Department of Microbiology and Immunology, Faculty of Pharmacy, Misr International University, Cairo, Egypt.
Department of Pediatrics, Endocrinology and Diabetes Division, Faculty of Medicine, Suez Canal University, Ismailia, Egypt.
Curr Microbiol. 2024 Jul 8;81(8):259. doi: 10.1007/s00284-024-03771-0.
Deciphering the gut microbiome's link to obesity is crucial. Our study characterized the gut microbial community in Egyptian children and investigated the effect of covariates on the gut microbiome, body mass index (BMI), geographical location, gender, and age. We used 16S rRNA sequencing to characterize the gut microbial communities of 49 children. We then evaluated these communities for diversity, potential biomarkers, and functional capacity. Alpha diversity of the non-obese group was higher than that of the obese group (Chao1, P = 0.006 and observed species, P = 0.003). Beta diversity analysis revealed significant variations in the gut microbiome between the two geographical locations, Cairo and Ismailia (unweighted UniFrac, P = 0.03) and between obesity statuses, obese and non-obese (weighted UniFrac, P = 0.034; unweighted UniFrac, P = 0.015). We observed a significantly higher Firmicutes/Bacteroidetes ratio in obese males than in non-obese males (P = 0.004). Interestingly, this difference was not seen in females (P = 0.77). Multivariable association with linear models (MaAsLin2) identified 8 microbial features associated with obesity, 12 associated with non-obesity, and found 29 and 13 features specific to Cairo and Ismailia patients, respectively. It has also shown one microbial feature associated with patients under five years old. MaAsLin2, however, failed to recognize any association between gender and the gut microbiome. Moreover, it could find the most predominant features in groups 2-9 but not in group 1. Another method used in the analysis is the Linear discriminant analysis Effect Size (LEfSe) approach, which effectively identified 19 biomarkers linked to obesity, 9 linked non-obesity, 20 linked to patients residing in Cairo, 14 linked to patients in Ismailia, one linked to males, and 12 linked to females. LEfSe could not, however, detect any prevalent bacteria among children younger or older than five. Future studies should take advantage of such correlations, specifically BMI, to determine the interventions needed for obesity management.

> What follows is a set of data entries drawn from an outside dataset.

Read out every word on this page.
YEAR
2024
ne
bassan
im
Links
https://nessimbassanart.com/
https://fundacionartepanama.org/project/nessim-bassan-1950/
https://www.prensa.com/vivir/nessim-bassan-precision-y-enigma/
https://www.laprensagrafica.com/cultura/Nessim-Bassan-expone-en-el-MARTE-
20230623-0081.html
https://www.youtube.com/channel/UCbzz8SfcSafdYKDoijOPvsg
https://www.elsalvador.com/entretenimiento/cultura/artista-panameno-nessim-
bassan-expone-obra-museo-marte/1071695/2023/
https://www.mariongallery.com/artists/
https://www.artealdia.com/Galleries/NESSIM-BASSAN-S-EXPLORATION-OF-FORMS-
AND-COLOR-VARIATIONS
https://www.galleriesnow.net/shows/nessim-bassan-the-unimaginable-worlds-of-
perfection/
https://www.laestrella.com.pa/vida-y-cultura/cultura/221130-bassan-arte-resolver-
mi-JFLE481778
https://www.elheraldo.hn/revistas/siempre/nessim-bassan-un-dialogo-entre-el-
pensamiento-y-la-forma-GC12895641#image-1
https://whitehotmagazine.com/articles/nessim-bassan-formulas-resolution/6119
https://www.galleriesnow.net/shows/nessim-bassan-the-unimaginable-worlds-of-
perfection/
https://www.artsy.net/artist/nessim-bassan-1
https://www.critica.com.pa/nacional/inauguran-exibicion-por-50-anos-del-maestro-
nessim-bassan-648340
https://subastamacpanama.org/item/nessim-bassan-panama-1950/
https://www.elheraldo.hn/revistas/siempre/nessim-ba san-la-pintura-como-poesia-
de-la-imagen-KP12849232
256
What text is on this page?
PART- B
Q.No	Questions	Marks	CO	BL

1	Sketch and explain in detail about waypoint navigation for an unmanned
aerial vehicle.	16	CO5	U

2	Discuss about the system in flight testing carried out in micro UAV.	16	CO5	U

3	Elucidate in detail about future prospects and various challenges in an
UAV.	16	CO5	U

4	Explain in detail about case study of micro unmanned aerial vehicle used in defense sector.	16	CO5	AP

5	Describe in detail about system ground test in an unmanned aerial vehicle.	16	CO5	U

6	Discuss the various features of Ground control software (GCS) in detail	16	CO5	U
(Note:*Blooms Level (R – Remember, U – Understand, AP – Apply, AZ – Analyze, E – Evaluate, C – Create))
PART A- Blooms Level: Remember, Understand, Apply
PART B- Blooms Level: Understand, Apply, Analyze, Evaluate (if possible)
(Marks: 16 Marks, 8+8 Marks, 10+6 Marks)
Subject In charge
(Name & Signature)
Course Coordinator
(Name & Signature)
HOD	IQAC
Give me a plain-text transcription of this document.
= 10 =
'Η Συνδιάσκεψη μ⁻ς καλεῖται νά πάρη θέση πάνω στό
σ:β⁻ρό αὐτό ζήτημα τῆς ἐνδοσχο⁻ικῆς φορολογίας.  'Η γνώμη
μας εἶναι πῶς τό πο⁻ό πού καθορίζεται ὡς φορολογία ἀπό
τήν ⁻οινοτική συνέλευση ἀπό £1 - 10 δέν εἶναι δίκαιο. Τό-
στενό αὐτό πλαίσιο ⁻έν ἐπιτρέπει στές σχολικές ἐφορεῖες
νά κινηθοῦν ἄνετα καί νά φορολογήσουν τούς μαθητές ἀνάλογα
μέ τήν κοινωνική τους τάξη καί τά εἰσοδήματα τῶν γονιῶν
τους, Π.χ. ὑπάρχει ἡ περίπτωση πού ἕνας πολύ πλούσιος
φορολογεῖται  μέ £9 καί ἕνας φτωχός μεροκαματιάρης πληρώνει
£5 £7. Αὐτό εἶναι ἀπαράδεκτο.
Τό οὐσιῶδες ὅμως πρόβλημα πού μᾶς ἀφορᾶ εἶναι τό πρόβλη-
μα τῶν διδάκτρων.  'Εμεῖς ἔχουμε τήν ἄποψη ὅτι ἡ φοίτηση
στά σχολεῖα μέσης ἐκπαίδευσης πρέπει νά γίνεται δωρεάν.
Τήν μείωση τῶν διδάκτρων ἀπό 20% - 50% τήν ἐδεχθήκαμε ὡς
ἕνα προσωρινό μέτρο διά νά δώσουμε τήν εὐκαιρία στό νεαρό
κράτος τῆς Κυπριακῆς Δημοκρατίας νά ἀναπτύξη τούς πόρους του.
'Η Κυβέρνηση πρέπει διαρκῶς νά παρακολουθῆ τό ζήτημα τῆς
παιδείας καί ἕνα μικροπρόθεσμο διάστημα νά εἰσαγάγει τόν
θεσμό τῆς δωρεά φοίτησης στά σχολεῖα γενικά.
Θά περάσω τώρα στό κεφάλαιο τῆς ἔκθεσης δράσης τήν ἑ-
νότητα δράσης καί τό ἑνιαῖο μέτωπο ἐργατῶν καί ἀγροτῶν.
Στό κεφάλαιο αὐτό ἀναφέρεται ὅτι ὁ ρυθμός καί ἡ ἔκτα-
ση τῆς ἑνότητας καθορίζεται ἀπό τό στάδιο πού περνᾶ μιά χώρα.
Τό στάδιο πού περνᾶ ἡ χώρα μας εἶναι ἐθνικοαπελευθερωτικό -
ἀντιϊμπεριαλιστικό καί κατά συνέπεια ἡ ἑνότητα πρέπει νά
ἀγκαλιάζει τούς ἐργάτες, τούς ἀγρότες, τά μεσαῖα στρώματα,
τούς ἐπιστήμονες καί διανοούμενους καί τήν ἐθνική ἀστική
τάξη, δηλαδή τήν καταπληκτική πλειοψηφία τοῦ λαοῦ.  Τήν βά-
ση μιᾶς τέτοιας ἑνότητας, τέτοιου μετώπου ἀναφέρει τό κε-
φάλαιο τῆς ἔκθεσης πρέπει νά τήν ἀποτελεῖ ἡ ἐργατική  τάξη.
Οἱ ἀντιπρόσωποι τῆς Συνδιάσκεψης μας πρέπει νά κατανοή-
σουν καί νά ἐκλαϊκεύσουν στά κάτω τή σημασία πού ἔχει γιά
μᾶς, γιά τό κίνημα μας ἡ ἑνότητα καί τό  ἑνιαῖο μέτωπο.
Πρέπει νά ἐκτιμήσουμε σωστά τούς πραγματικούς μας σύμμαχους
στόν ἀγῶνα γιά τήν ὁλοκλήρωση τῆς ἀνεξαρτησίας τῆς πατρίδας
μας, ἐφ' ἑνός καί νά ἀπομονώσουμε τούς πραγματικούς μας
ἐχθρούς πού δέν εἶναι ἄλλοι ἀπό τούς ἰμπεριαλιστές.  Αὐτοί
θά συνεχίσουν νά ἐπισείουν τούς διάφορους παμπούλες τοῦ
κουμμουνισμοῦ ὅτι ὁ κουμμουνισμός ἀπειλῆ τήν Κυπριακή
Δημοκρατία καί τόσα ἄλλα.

解析肠道微生物组与肥胖的关系至关重要。我们的研究描述了埃及儿童的肠道微生物群落,并调查了协变量对肠道微生物组、体重指数 (BMI)、地理位置、性别和年龄的影响。我们使用 16S rRNA 测序来描述 49 名儿童的肠道微生物群落。然后,我们评估了这些群落的多样性、潜在生物标志物和功能能力。非肥胖组的α多样性高于肥胖组(Chao1,P=0.006 和观察物种,P=0.003)。β多样性分析表明,两个地理位置(开罗和伊斯梅利亚)和肥胖状况(肥胖和非肥胖)之间的肠道微生物组存在显著差异(非加权 UniFrac,P=0.03)和(加权 UniFrac,P=0.034;非加权 UniFrac,P=0.015)。我们观察到肥胖男性的厚壁菌门/拟杆菌门比值明显高于非肥胖男性(P=0.004)。有趣的是,这种差异在女性中并不明显(P=0.77)。多变量与线性模型(MaAsLin2)的关联确定了 8 个与肥胖相关的微生物特征,12 个与非肥胖相关的微生物特征,发现 29 个和 13 个特征分别与开罗和伊斯梅利亚的患者相关。它还显示了一个与五岁以下患者相关的微生物特征。然而,MaAsLin2 未能识别出性别与肠道微生物组之间的任何关联。此外,它可以在组 2-9 中找到最主要的特征,但不能在组 1 中找到。分析中使用的另一种方法是线性判别分析效应大小 (LEfSe) 方法,该方法有效地确定了 19 个与肥胖相关的生物标志物,9 个与非肥胖相关的生物标志物,20 个与居住在开罗的患者相关的生物标志物,14 个与居住在伊斯梅利亚的患者相关的生物标志物,一个与男性相关的生物标志物和 12 个与女性相关的生物标志物。然而,LEfSe 无法检测到五岁以下或五岁以上儿童中普遍存在的细菌。未来的研究应该利用这种相关性,特别是 BMI,来确定肥胖管理所需的干预措施。